Это последнее, — симуляционная природа общественных ценностей и самого общества, — представляется нам наиболее важным в вопросе о времени. Симулякр, как бытие, лишённое эйдоса, онтологически выражает сокращательный спазм, лишённость. Однако это и не лишённость (в аристотелевском смысле) материи, которая как бы ждёт, ещё не получила собственной формы: между материей и вещью – объективное время космического генезиса. Симклякр это и не хадеггеровский Dasein, как существование без сущности, и не схоластический Бог, в котором слиты сущность и существование. Симулякр – это выражение интерсубъективной природы, когда ничто не имеет оснований собственного бытия не только внутри себя, но и вне. Симулякр – это своеобразный апофеоз диалектики части и целого, когда лишённые сущности части, даже собираясь вместе, не образуют сущности целого, поскольку сущность этого целого в частях. Это часть толпы и толпа. Симулякр – это апофеоз поверхностного движения сознания, исключающий эйдетическую высоту. Симулякр – это мысл в отличие от эйдоса. То, что современная философия имеет о нём столь точное представление, — это заслуга Декарта, Канта и Гуссерля в их проекте низвержения платоновского эйдоса вплоть до фасеточного зрения интерсубъективности, знаменующего собой трансцендентальный вуайеризм с его практическим выражением во всеобщей и, благодаря этому, виртуальной, коммуникации. Кризисное состояние симуляционного общества прочитывалось уже в первой половине ХХ века и ещё задолго до этого времени. Однако, тревога по этому поводу, подтверждённая столь убедительно в работах Хайдеггера, Адорно, Хоркхаймера, Маркузе, Камю, Сартра, многих других, может только обозначить проблему, её решение, как это ни странно, — в области иронии, которой только одной известен путь от вещи к эйдосу. И как иронический путь от вещи к идее заканчивается уничтожением пафоса, косности, т. е. смехом, так и иронический путь от непризнанной идеи к симулякру заканчивается коллапсом последнего (как это было с симулякром желания в «Капитализме и шизофрении» Делёза и Гваттари).

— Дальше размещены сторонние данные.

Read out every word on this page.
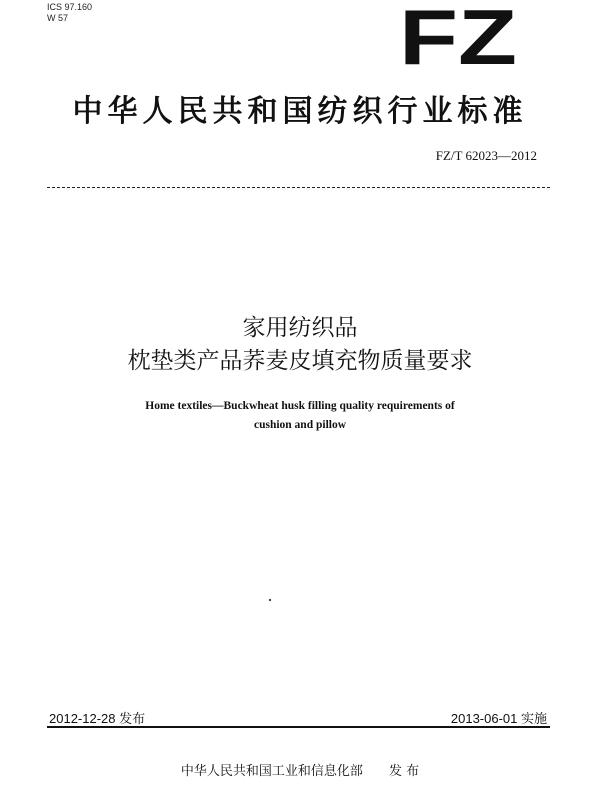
ICS 97.160
W 57	FZ
中华人民共和国纺织行业标准
FZ/T 62023—2012
家用纺织品
枕垫类产品荞麦皮填充物质量要求
Home textiles—Buckwheat husk filling quality requirements of
cushion and pillow
2012-12-28 发布	2013-06-01 实施
中华人民共和国工业和信息化部 发 布
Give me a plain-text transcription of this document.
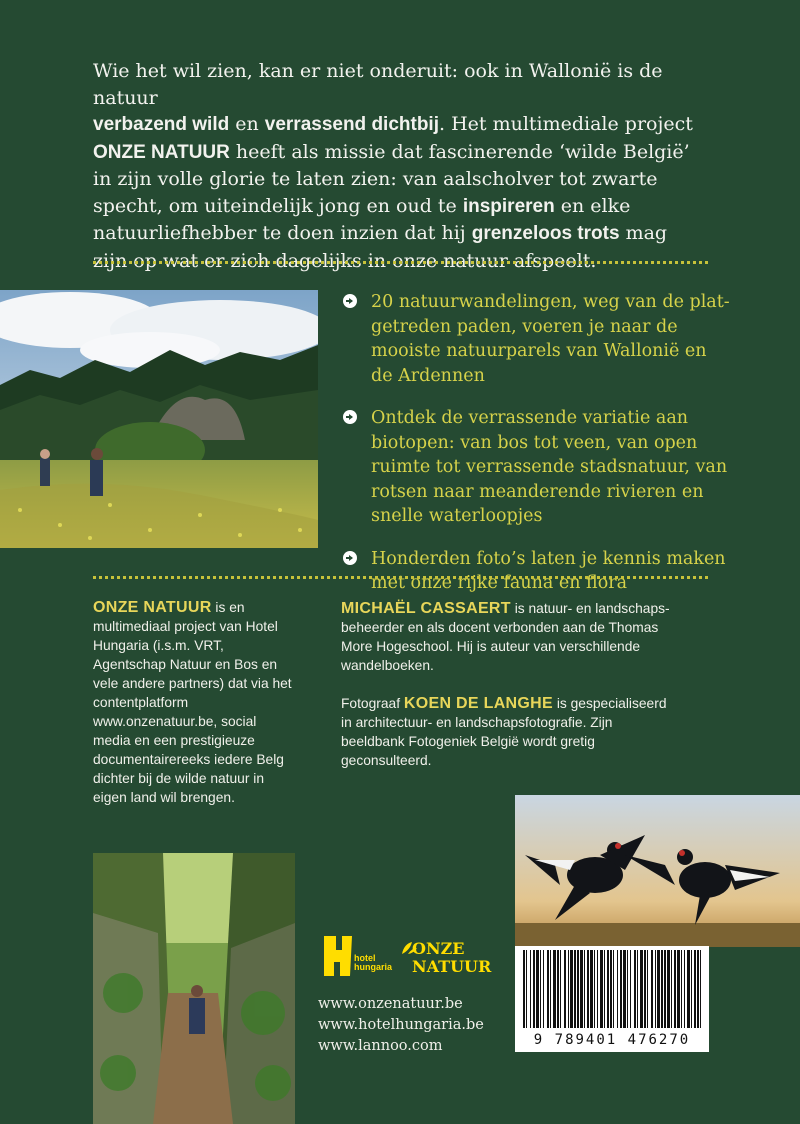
Wie het wil zien, kan er niet onderuit: ook in Wallonië is de natuur
verbazend wild en verrassend dichtbij. Het multimediale project
ONZE NATUUR heeft als missie dat fascinerende ‘wilde België’ in zijn volle glorie te laten zien: van aalscholver tot zwarte specht, om uiteindelijk jong en oud te inspireren en elke natuurliefhebber te doen inzien dat hij grenzeloos trots mag zijn op wat er zich dagelijks in onze natuur afspeelt.
20 natuurwandelingen, weg van de plat-getreden paden, voeren je naar de mooiste natuurparels van Wallonië en de Ardennen
Ontdek de verrassende variatie aan biotopen: van bos tot veen, van open ruimte tot verrassende stadsnatuur, van rotsen naar meanderende rivieren en snelle waterloopjes
Honderden foto’s laten je kennis maken met onze rijke fauna en flora
ONZE NATUUR is en multimediaal project van Hotel Hungaria (i.s.m. VRT, Agentschap Natuur en Bos en vele andere partners) dat via het contentplatform www.onzenatuur.be, social media en een prestigieuze documentairereeks iedere Belg dichter bij de wilde natuur in eigen land wil brengen.
MICHAËL CASSAERT is natuur- en landschaps-beheerder en als docent verbonden aan de Thomas More Hogeschool. Hij is auteur van verschillende wandelboeken.
Fotograaf KOEN DE LANGHE is gespecialiseerd in architectuur- en landschapsfotografie. Zijn beeldbank Fotogeniek België wordt gretig geconsulteerd.
hotel
hungaria
ONZE
NATUUR
www.onzenatuur.be
www.hotelhungaria.be
www.lannoo.com	9 789401 476270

В симуляционной природе сущего убедиться не сложно, достаточно сравнить вещи, от века пребывающие под одним именем. Возьмём, например, желание и богатство. В шумерской поэзии желание превозносится в качестве величайшей ценности: «не прерывайте радость желания», «избранница своих желаний!»[28]. Современность, пользуясь уже имеющимся разделением желания на телесное и душевное, редуцирует его к телесному, в результате чего желание пребывает в безусловно симуляционном виде, в том, каким его и изображают Генри Миллер, Жиль Делёз и Феликс Гваттари. Ставшее таким желание – синоним страдания, не имея уже собственного эйдоса, т.е. порвав с высотой, оно устремляется в глубину – боль и страдание[29], что впрочем не обязательно. Симулякр, в этом его а-эйдетическая природа, пребывает в поиске эйдоса, но исключая, опять же в силу своей природы, эйдос, он ищет его не в высоте, а там, где его быть не может в принципе. Как сам симулякр – отрицание идеи, так и его бытие – бытие эйдетического отрицания: бытие симулякра – не выражение, не метаморфоза, а поверхность и грозящий провал в глубь – в боль и страдание. Бытие симулякра – это поиск эйдоса там, где его нет, ибо, только ища то, чего нет, и можно осуществлять снятие (в гегелевском смысле) идейно-вещной структуры мира. Симулякр движется в направлении других симулякров, или проваливается на пути к ним, что ровным счётом одно и то же, т.к. поверхность, после отрицания высоты немедленно растворяется в глубине. В такой эфемерности всякой поверхности – природа смысла, но ещё и природа времени симуляции: оно всегда ограничено, оно не обеспечено ни объективным определителем фаз (каким может быть эйдетическая вечность), ни внутренним источником времени (о чём речь ниже – в пятой главе), поэтому времени всегда мало, его не хватает, успеть невозможно в принципе, когда не знаешь, чего ищешь. Функция этой симуляционной природы времени – во внутривременной гравитации, в зоне коллапса, посеянном во всяком времени, в центростремительной силе времени.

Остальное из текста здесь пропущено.